Positive people are often mistakenly desired in the workplace, though, and the author points out that a hard-working, dedicated professional employee is less in demand than a so-called “people person”.

Ehrenreich also ties the sub-prime mortgage fiasco in the US to positive thinking, particularly at the behest of churches and religious leaders, recounting stories where parishioners were told “God wants you to have a beautiful house,” and encouraged to apply for mortgages they obviously couldn’t afford. A little extra tithing for the church, to ensure God’s help, perhaps, meant that churches did well under a promise to pray for good things for their congregations, while people went bankrupt and lost their homes, bewildered at what had happened. After all, they prayed and thought positive thoughts.

I was drawn to Ehrenreich’s book because I’m rather sceptical of the premise of positive thinking. Not that I’m not optimistic, or happy. I just don’t believe that prayer, sending good thoughts or juju, or positive affirmations (“Because I’m good enough, I’m smart enough, and doggoneit, people like me!”) make one whit of difference.

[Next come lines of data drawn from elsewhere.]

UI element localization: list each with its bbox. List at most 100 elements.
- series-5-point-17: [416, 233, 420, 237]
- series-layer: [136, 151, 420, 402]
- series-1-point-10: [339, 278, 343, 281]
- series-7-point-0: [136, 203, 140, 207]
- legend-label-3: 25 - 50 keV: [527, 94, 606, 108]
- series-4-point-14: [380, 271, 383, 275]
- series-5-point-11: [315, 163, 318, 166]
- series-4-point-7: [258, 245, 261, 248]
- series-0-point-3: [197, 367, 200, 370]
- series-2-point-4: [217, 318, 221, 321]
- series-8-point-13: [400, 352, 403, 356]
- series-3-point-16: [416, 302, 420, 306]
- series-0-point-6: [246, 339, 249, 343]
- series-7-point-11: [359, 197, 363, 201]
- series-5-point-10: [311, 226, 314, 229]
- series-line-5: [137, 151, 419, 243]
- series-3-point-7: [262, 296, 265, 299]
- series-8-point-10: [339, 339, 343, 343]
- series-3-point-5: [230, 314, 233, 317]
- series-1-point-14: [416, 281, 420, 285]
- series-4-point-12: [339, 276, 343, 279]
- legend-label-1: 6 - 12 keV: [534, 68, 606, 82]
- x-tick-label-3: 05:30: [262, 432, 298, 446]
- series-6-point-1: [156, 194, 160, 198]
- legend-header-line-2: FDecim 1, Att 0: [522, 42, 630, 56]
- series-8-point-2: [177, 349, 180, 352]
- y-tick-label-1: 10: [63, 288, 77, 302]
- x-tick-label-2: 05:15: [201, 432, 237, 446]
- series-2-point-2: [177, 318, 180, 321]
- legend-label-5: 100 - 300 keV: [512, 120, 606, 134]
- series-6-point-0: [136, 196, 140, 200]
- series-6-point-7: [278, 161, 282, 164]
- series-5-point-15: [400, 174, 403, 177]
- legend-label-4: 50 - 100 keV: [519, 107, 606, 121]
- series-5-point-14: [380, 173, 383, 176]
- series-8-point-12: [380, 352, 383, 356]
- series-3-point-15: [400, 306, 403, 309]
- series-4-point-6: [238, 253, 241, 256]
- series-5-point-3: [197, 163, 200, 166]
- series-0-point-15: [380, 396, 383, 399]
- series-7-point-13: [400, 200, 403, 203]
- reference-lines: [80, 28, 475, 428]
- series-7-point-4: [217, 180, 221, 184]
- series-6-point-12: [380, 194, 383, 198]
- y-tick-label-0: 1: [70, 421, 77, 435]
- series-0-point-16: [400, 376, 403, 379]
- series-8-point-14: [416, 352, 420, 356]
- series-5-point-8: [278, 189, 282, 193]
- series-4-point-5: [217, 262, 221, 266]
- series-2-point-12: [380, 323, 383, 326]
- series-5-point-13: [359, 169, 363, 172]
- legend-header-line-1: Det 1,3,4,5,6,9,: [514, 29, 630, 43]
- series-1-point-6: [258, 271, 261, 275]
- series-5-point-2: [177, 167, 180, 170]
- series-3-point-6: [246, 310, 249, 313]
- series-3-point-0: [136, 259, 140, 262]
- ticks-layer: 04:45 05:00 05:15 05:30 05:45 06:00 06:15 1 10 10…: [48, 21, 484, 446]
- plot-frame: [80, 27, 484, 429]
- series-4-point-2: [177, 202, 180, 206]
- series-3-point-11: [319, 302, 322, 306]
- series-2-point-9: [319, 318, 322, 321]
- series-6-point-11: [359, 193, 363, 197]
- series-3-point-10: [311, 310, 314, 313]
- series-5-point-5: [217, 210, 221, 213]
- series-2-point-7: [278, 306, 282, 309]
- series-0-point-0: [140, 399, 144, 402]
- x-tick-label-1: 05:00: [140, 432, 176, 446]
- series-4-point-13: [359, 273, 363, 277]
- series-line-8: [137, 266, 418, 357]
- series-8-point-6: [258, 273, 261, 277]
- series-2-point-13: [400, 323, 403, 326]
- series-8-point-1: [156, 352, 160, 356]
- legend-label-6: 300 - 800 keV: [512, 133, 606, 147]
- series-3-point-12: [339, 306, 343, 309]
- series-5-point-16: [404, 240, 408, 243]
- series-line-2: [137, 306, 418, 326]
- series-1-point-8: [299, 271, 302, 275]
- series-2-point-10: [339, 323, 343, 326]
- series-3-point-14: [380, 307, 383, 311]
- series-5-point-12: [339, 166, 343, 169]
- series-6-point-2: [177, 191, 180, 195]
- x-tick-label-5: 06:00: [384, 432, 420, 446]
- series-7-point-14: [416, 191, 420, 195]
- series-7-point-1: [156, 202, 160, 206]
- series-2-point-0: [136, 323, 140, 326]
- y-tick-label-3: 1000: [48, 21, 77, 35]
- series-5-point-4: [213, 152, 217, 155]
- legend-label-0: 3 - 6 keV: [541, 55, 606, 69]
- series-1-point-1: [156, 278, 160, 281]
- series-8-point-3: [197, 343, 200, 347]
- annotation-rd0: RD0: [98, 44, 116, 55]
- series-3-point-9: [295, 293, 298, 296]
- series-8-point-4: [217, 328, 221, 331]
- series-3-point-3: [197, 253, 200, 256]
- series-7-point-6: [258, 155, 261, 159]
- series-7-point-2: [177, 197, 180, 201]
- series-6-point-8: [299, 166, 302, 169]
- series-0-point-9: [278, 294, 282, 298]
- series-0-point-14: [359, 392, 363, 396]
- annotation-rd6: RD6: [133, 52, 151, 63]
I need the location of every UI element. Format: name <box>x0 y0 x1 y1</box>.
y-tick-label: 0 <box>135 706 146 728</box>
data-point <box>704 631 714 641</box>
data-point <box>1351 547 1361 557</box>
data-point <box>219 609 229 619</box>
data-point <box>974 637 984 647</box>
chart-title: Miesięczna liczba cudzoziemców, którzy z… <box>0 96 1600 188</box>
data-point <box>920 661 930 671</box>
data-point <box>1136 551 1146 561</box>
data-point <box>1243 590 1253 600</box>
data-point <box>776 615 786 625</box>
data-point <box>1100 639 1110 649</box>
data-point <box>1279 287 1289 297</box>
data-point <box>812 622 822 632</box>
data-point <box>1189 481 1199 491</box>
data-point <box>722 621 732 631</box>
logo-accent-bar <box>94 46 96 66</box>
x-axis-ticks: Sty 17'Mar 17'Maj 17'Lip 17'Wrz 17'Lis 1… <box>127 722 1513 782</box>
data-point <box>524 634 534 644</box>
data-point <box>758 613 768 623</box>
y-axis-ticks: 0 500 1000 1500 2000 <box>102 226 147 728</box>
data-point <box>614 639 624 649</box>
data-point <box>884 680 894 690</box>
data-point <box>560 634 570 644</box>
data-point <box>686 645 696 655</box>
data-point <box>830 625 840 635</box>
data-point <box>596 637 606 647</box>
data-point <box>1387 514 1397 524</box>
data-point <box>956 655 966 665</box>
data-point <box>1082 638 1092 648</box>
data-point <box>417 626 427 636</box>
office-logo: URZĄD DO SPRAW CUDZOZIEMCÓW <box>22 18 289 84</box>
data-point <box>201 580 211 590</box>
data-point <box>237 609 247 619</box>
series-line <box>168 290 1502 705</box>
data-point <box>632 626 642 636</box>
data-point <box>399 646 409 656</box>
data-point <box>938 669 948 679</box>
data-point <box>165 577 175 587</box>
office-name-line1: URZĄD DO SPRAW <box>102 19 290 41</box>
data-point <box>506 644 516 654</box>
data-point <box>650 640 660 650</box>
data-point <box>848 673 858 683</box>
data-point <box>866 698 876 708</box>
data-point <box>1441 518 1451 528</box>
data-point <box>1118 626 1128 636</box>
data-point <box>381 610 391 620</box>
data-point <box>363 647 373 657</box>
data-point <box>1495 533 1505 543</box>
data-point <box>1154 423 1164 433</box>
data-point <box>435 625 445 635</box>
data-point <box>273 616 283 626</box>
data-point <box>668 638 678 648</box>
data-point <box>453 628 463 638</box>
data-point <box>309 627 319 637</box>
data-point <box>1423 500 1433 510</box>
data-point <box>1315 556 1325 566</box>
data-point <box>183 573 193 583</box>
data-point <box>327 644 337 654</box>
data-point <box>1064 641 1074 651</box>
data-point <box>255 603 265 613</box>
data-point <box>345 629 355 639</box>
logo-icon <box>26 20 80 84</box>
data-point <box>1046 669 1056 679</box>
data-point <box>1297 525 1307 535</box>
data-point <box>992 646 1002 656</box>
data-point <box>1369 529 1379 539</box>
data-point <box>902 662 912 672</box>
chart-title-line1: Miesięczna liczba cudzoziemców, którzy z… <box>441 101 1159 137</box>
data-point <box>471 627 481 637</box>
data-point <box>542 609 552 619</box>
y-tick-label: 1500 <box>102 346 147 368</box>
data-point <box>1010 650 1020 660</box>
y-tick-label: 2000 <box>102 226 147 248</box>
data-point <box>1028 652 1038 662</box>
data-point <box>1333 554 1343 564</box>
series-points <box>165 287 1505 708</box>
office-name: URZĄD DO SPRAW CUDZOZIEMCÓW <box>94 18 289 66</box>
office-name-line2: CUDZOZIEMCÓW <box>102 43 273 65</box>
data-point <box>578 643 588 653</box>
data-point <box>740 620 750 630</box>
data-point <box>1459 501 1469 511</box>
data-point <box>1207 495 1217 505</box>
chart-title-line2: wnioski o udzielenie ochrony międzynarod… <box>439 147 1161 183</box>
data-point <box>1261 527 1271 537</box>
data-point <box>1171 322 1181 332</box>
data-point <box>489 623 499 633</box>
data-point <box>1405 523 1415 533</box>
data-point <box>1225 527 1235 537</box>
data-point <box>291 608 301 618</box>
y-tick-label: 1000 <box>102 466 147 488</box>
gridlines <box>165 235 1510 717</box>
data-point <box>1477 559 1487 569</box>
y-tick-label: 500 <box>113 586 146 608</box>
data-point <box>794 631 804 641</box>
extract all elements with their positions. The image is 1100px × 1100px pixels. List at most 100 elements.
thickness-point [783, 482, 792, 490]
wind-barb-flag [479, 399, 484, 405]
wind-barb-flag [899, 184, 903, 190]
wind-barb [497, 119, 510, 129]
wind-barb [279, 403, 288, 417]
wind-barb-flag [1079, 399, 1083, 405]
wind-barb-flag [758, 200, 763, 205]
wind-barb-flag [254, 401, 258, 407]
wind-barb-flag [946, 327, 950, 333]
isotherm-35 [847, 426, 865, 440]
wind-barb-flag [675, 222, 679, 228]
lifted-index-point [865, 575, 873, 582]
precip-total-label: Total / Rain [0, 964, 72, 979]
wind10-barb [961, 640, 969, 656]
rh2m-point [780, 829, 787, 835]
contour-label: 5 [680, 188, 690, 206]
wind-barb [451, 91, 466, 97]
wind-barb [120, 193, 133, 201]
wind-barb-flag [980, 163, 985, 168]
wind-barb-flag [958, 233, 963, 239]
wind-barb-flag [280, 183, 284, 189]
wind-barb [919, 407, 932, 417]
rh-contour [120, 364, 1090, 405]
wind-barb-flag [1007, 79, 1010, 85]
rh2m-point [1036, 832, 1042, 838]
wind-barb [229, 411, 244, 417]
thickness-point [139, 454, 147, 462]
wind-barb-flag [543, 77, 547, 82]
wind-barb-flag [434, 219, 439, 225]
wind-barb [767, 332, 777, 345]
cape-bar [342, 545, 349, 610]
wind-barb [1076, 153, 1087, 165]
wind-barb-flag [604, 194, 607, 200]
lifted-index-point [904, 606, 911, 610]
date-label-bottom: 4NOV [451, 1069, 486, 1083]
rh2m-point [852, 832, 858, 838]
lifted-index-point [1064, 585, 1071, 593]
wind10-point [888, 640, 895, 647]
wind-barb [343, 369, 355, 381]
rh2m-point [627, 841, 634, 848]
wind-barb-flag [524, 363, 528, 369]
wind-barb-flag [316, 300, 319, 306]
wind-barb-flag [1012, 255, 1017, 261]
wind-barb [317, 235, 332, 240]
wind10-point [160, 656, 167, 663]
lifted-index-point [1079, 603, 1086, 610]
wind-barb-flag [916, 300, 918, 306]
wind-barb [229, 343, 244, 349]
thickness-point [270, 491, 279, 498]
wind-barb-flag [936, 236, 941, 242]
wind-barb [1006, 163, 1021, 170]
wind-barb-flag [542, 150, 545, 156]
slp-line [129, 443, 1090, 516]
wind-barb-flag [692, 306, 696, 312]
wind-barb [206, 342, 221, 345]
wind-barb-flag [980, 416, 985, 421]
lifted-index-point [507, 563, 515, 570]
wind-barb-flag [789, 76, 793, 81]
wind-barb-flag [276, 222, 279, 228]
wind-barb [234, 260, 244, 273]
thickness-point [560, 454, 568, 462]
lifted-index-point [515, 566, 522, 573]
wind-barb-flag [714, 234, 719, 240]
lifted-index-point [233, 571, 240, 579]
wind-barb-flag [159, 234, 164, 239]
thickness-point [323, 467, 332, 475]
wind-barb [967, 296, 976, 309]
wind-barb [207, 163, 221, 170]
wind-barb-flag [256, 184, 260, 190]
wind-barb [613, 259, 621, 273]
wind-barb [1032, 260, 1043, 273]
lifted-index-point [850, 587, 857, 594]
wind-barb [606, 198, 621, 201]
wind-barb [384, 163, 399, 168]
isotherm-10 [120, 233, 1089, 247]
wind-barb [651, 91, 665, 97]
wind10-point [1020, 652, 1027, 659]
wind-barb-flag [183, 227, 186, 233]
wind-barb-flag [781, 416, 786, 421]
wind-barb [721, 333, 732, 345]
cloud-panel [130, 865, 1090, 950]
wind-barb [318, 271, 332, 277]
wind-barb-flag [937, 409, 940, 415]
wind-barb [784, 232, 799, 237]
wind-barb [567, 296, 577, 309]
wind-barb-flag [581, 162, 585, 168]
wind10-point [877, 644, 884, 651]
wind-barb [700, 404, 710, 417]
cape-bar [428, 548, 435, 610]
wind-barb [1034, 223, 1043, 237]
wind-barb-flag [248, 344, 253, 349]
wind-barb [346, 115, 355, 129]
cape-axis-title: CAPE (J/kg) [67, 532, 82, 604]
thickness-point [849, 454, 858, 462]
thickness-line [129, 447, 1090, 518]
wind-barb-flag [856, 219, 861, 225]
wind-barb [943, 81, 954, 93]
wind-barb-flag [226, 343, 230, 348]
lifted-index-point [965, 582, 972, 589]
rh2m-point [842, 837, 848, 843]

I think that people with cancer, or any other debilitating disease, have every right to be angry. Or cranky. Or miserable. Expecting these folks to be all smiles and light and positive thinking is not only unfair, it’s stupidly patronizing. Some might argue that being angry at a disease accomplishes nothing, but I don’t know if that’s true. Anger can propel us to many positive outcomes. And as Ehrenreich points out, there is no proof that positive thinking by people with diseases like cancer do anything to improve their conditions.

Likewise, telling people that they’ll get a job if they think positive thoughts, as opposed to getting them to upgrade or learn new skills for an evolving job market helps absolutely nobody except the life coaches bilking money out of those who can least afford it.

Personally, I find an awful lot of positive good in cynical pragmatism. Look at what can go wrong and prepare for it. Buy insurance, keep a savings account. Constantly assess how you can improve your skills, or the world around you, or something about yourself. That doesn’t mean being self-critical, or depressed. But be honest with yourself about what you can achieve. And take concrete steps (instead of just dreaming and wishing) to make it happen.

And especially allow yourself to feel angry. If directed properly, there’s a lot of power in rage and anger. It can certainly accomplish more than hoping for the best, or worse, prayer in which you expect some higher power to give you what you want.

I’m not against being positive – certainly, it’s human nature to want good things to hope for positive outcomes, or to want to be well and healthy. But investing our energy only in positive thought, by expecting that good things will come to us simply for the sole reason that we want them, is illogical. And I can only assume that, on the rare occasion when, coincidentally, something positive happens after someone expresses positive thoughts, the “get” can’t be nearly as satisfying as if you’ve genuinely worked for it. Directing your energy into positive action seems like it would be a much more powerful and satisfying endeavour than buying a pink teddy bear.

By all means, think positive thoughts, and hope for the best. But only if you put some action where your prayers are and make an effort to achieve that goal on your own.